What’s become clear is how a platform’s management decisions impact the kinds of content available to audiences: “Filtering algorithms, relevance algorithms, and then, even more specifically, algorithms that either blacklist or whitelist certain types of content or perspectives can have a big effect on what people see,” Aral says.
Some of the most influential social media platforms have changed their content moderation policies dramatically. One of Musk’s first moves after buying Twitter was laying off the teams dedicated to monitoring and eliminating hate speech and dis/misinformation on the platform. Within a year, Mark Zuckerberg made the same decision for Meta. These algorithm training and moderation shifts are a leading factor in the spread of harmful data and ideas.
For Gen Z and Gen Alpha, the first fully 21st-century generation, a supersized propaganda machine is a threat to robust civic discourse, especially following Elon Musk’s overhaul of Twitter’s content recommendation policies and Instagram’s new policy that will push political content to users’ feeds even if they do not seek it out or follow the accounts posting the content.
Wise says that since Musk left the administration in May after his controversial DOGE tenure, he’s been attacking Trump on X and allowing more anti-Trump rhetoric. However, should TikTok become a right-wing alternative, it would become a potent alternative to X: “If Barron Trump is on the board of TikTok, [the app is] going to push down anything anti-government, anything anti-Trump, anything remotely anti-Israeli government, and that’s my fear,” he says.
Given how wildly addicting ByteDance’s algorithm that powers the “For You” pages that steer content to users remains, it’s hard to be confident people will leave the app even if they do wake up to the implications of the deal or start to see more right-wing content as they scroll. For every user who sees political content, there are people who say they see funny posts about other current events. And although some young people use TikTok as a source of news and information, many more college students also rely on TikTok for entertainment. Essentially, almost everyone on the app (especially young people) is both being fed political commentary and watching funny videos, which makes it even harder to stop scrolling: Even if a user finds the political commentary annoying or disagreeable, that person can find entertainment as well as something that should be even more concerning: political content designed to be entertaining.

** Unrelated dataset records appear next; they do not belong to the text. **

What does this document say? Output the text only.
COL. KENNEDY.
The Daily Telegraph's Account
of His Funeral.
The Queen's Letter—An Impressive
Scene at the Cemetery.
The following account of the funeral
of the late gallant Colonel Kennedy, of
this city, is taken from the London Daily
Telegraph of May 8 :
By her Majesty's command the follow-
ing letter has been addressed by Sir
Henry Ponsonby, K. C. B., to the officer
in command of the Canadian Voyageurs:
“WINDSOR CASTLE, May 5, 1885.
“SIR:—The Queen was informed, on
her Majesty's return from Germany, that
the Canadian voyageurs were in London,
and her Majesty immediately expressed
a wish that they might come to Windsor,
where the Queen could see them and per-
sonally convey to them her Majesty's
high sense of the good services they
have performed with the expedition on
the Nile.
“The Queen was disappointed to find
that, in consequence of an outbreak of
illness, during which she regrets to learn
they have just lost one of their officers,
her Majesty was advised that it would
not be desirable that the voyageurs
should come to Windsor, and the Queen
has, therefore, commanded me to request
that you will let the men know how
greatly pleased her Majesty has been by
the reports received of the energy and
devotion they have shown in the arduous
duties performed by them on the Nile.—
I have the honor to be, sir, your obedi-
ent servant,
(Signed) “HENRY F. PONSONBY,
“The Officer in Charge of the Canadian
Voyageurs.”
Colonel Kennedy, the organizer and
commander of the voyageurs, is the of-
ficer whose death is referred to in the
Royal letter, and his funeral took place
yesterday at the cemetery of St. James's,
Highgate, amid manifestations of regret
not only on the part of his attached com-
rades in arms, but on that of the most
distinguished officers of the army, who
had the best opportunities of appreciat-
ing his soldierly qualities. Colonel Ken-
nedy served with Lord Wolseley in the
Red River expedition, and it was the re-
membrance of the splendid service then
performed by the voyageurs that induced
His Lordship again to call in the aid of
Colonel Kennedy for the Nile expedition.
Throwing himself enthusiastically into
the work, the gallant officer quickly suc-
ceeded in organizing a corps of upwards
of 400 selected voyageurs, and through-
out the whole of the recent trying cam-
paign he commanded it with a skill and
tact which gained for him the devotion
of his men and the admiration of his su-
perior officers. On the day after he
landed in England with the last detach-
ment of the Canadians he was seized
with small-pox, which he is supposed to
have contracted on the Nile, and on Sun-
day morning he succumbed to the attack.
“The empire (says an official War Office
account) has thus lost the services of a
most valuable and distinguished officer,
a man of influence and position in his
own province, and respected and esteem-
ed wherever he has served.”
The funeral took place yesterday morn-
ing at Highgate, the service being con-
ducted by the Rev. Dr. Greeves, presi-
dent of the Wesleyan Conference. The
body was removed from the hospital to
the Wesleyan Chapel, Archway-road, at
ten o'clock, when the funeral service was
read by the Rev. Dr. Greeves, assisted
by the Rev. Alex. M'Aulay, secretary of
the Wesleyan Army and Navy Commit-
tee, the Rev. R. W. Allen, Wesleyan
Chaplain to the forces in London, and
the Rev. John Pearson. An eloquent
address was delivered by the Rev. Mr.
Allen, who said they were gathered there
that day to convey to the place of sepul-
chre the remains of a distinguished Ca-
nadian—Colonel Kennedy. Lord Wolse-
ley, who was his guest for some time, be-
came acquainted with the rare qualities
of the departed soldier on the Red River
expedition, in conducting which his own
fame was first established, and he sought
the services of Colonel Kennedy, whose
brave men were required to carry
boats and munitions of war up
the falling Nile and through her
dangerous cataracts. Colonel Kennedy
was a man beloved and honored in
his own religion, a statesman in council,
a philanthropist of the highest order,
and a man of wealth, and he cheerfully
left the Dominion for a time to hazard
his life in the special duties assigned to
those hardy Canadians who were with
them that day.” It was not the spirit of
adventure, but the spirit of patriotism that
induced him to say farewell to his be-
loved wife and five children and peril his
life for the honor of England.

It isn’t surprising that users wouldn’t want to give up TikTok. Unsolicited political content is no longer shocking for young people, especially college students—it’s practically ubiquitous in their online spaces. The problem is that suspect data and outright lies also can pollute their feeds.
Most members of Congress have not sounded the alarm about the possible risks from a domestically owned TikTok in the current highly partisan political climate. But at the same time, news that a social media platform might develop a right-wing slant isn’t exactly an earth-shattering occurrence for a generation that migrated to the internet not long before the 2016 election. But if a new team at TikTok can keep their users scrolling between ICE job recruitment videos and shadow bans, the threat that a rebranded TikTok could pose to impressionable young people is potentially a very real one.